A questo punto possiamo addentrarci in una interpretazione più oggettiva di ciò che chiamiamo malattia.
Secondo una possibile definizione biomedica si tratta di un’alterazione della funzione o dell’integrità strutturale di un organismo vivente in senso dannoso [i]. Gli inglesi, che hanno più termini a disposizione di noi per definire la malattia, chiamano questa dimensione “disease”. Fermandosi a questo modello interpretativo, tipico di una visione biomedica che si basa su principi di causa-effetto, consegue che la cura non può essere altro che la risoluzione di quel danno o di quella alterazione. Se hai la gastrite c’è troppo acido, prendi l’antiacido. Se hai la tendinite c’è troppa infiammazione, prendi l’antinfiammatorio. Se hai gli attacchi di panico c’è troppa ansia, prendi l’ansiolitico. E così via. Ad una alterazione biologica consegue un atto terapeutico in direzione opposta (semplificando, ovviamente). Una sorta di tentativo di distruggere il male con le sue stesse armi.
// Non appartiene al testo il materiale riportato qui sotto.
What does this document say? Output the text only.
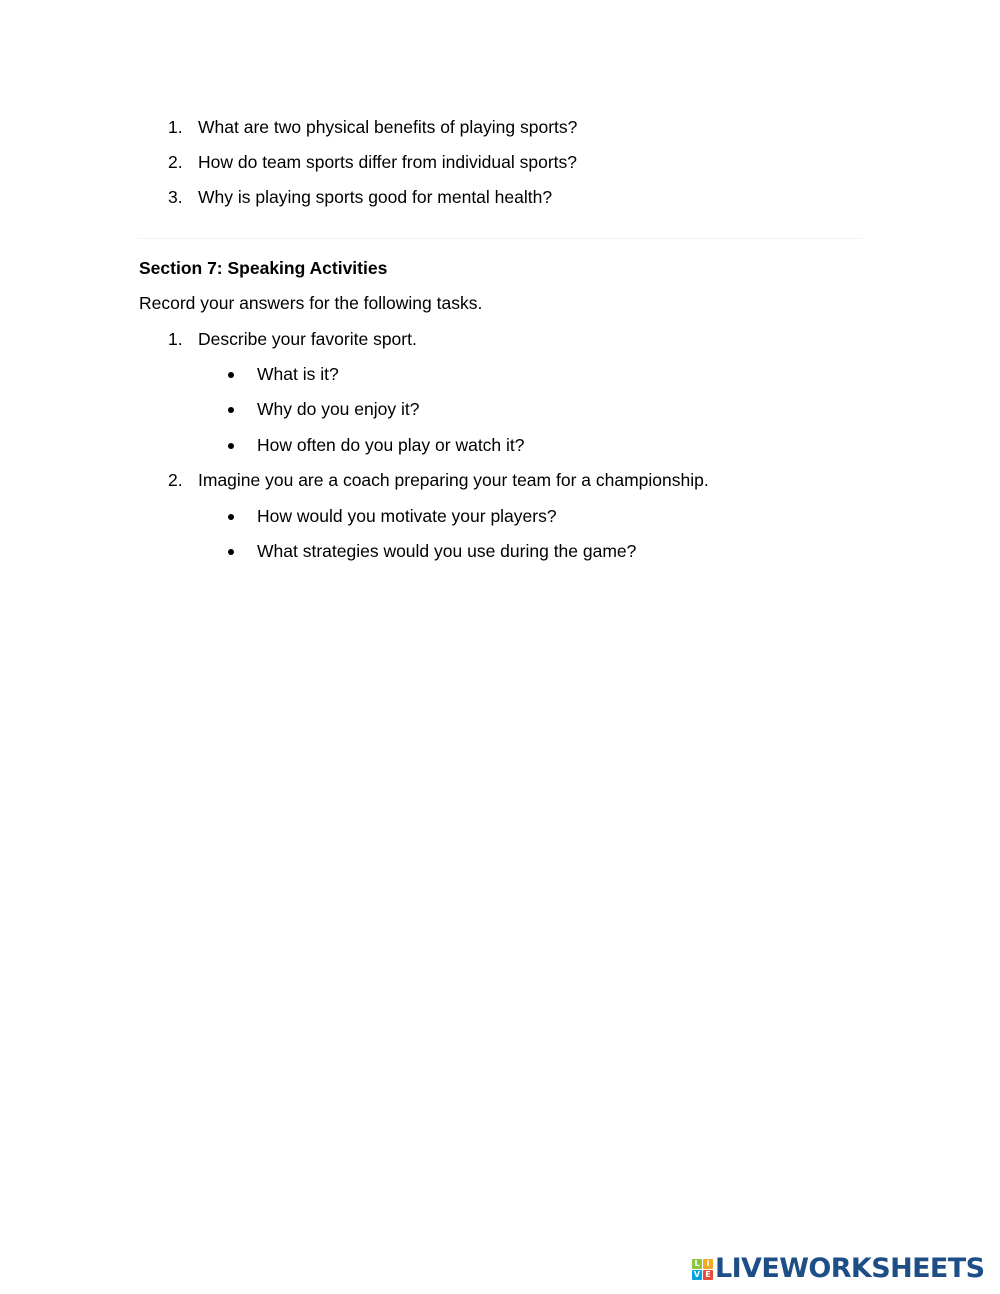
1. What are two physical benefits of playing sports?
2. How do team sports differ from individual sports?
3. Why is playing sports good for mental health?
Section 7: Speaking Activities
Record your answers for the following tasks.
1. Describe your favorite sport.
What is it?
Why do you enjoy it?
How often do you play or watch it?
2. Imagine you are a coach preparing your team for a championship.
How would you motivate your players?
What strategies would you use during the game?
L I
V E LIVEWORKSHEETS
Allargandosi ad una visione psicosomatica ci accorgiamo facilmente che non esiste alterazione corporea o mentale senza che l’una e l’altra siano contemporaneamente implicate [ii] . Quando siamo ammalati nel corpo la sofferenza ha una forte componente psichica ed emozionale, così come un malessere psicologico si esprime in modo eclatante con sintomi somatici, ad esempio tensione muscolare, bruciore di stomaco, e così via. Gli inglesi utilizzano in questo caso il termine “illness” per esprimere la soggettività del vissuto di malattia, che è sempre peculiare di ognuno, perché sono “proprio io” che soffro, e non qualcosa di separato da me. Allora è importante, per curarmi, prendere in considerazione anche lo stress a cui sono quotidianamente sottoposto, la mia rabbia repressa e i timori correlati ai sintomi.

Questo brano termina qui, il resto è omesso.